Wealth Of Most Americans Down 55% Since Recession

Monday, June 3, 2013
By Paul Martin

Brandon Smith
Alt-Market.com
Sunday, 02 June 2013

This why the private Federal Reserve has been artificially propping up the stock market; rising stocks give the illusion of increased household wealth. However, they call it a “bubble” for a reason. Stock gains are merely rising in proportion to the overall devaluation of the dollar. That is to say, stocks are being energized while our buying power is being sacrificed, meaning, a destruction of wealth is taking place, rather than the creation of wealth. The Fed could pump up stocks to 60,000 points if they wanted to, but ultimately, the health of the REAL economy will fall into disrepair. In the end, stocks will implode too. Sadly, many Americans who use the DOW as their only indicator of fiscal success will be sideswiped when this occurs…

Brandon Smith, Associate Editor

Increasing housing prices and the stock market’’s posting all-time highs haven’t helped the plight most Americans. The average U.S. household has recovered only 45 percent of the wealth they lost during the recession, according to a report released yesterday from the Federal Reserve Bank of St. Louis.

This finding is a very different picture than one painted in a report earlier this year by the Fed that calculated Americans as a whole had regained 91 percent of their losses. The writers of the report released yesterday point out that the earlier number is based on aggregate household-net-worth data. However, this isn’t adjusted for inflation, population growth or the nature of the wealth. Further, they say much of recovery in net worth is because of the stock market, which means most of the improvement has been a boon only to wealthy families.

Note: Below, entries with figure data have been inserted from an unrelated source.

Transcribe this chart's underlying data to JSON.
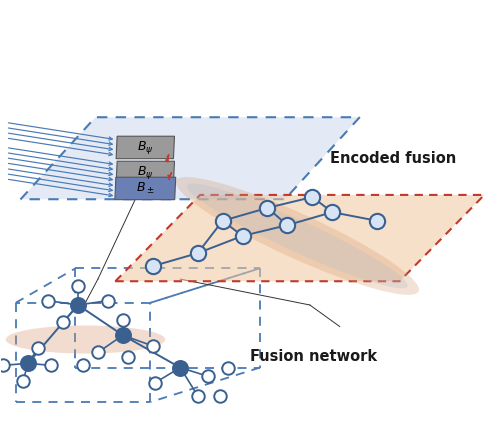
{
  "bg_color": "#ffffff",
  "encoded_fusion_label": "Encoded fusion",
  "fusion_network_label": "Fusion network",
  "blue_plane_color": "#ccd9ee",
  "blue_plane_alpha": 0.55,
  "blue_dash_color": "#4a7ab5",
  "red_plane_color": "#f0c8a0",
  "red_plane_alpha": 0.55,
  "red_dash_color": "#c0392b",
  "node_edge_color": "#3a6090",
  "node_fill_dark": "#3a6090",
  "node_fill_light": "#d6e4f5",
  "peach_color": "#d4956a",
  "arrow_color": "#4a7ab5",
  "connector_color": "#333333",
  "gray_box1_color": "#9a9a9a",
  "gray_box2_color": "#9a9a9a",
  "blue_box_color": "#6a80b5"
}
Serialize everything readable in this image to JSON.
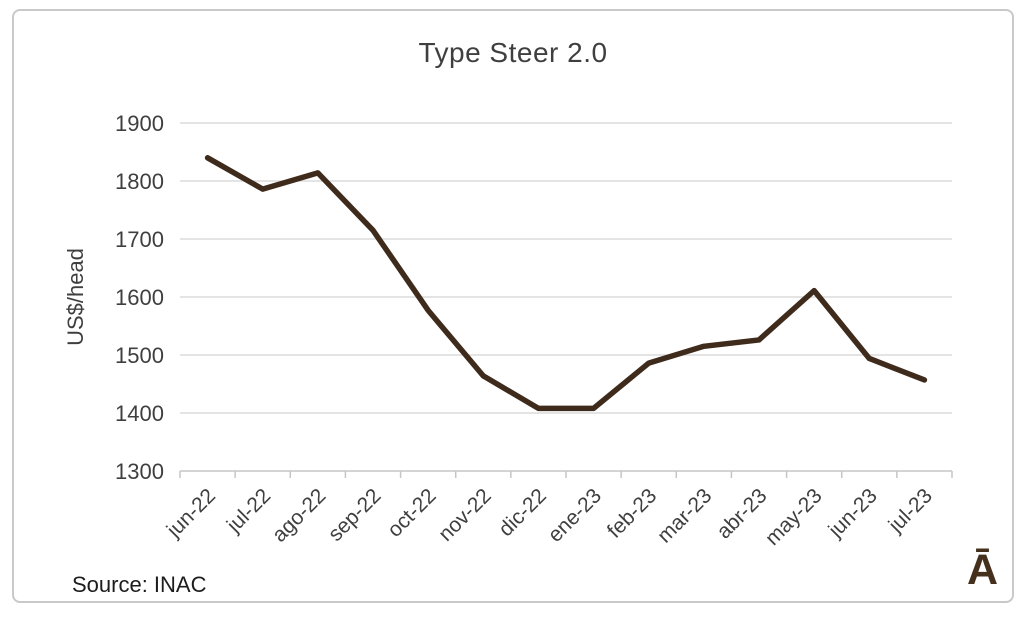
{
  "chart_data": {
    "type": "line",
    "title": "Type Steer 2.0",
    "ylabel": "US$/head",
    "xlabel": "",
    "source": "Source: INAC",
    "logo": "Ā",
    "categories": [
      "jun-22",
      "jul-22",
      "ago-22",
      "sep-22",
      "oct-22",
      "nov-22",
      "dic-22",
      "ene-23",
      "feb-23",
      "mar-23",
      "abr-23",
      "may-23",
      "jun-23",
      "jul-23"
    ],
    "values": [
      1840,
      1786,
      1814,
      1715,
      1577,
      1464,
      1408,
      1408,
      1486,
      1515,
      1526,
      1611,
      1494,
      1457
    ],
    "ylim": [
      1300,
      1900
    ],
    "y_tick_step": 100,
    "y_tick_labels": [
      "1300",
      "1400",
      "1500",
      "1600",
      "1700",
      "1800",
      "1900"
    ],
    "grid": true,
    "legend": false,
    "line_color": "#3e2b1c",
    "gridline_color": "#dcdcdc",
    "axis_color": "#c6c6c6",
    "tick_text_color": "#3f3f3f",
    "logo_color": "#44301c"
  }
}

“Clearly, the 91 percent recovery of wealth losses portrayed by the aggregate nominal measure paints a different picture than the 45 percent recovery of wealth losses indicated by the average inflation-adjusted household measure,” the report said. “Considering the uneven recovery of wealth across households, a conclusion that the financial damage of the crisis and recession largely has been repaired is not justified,” the researchers said.

Household wealth plunged $16 trillion from the top of the real estate bubble in the third quarter of 2007 to the bottom of the bust in the first quarter of 2009. By the last three months of 2012, American households as a group had regained $14.7 trillion.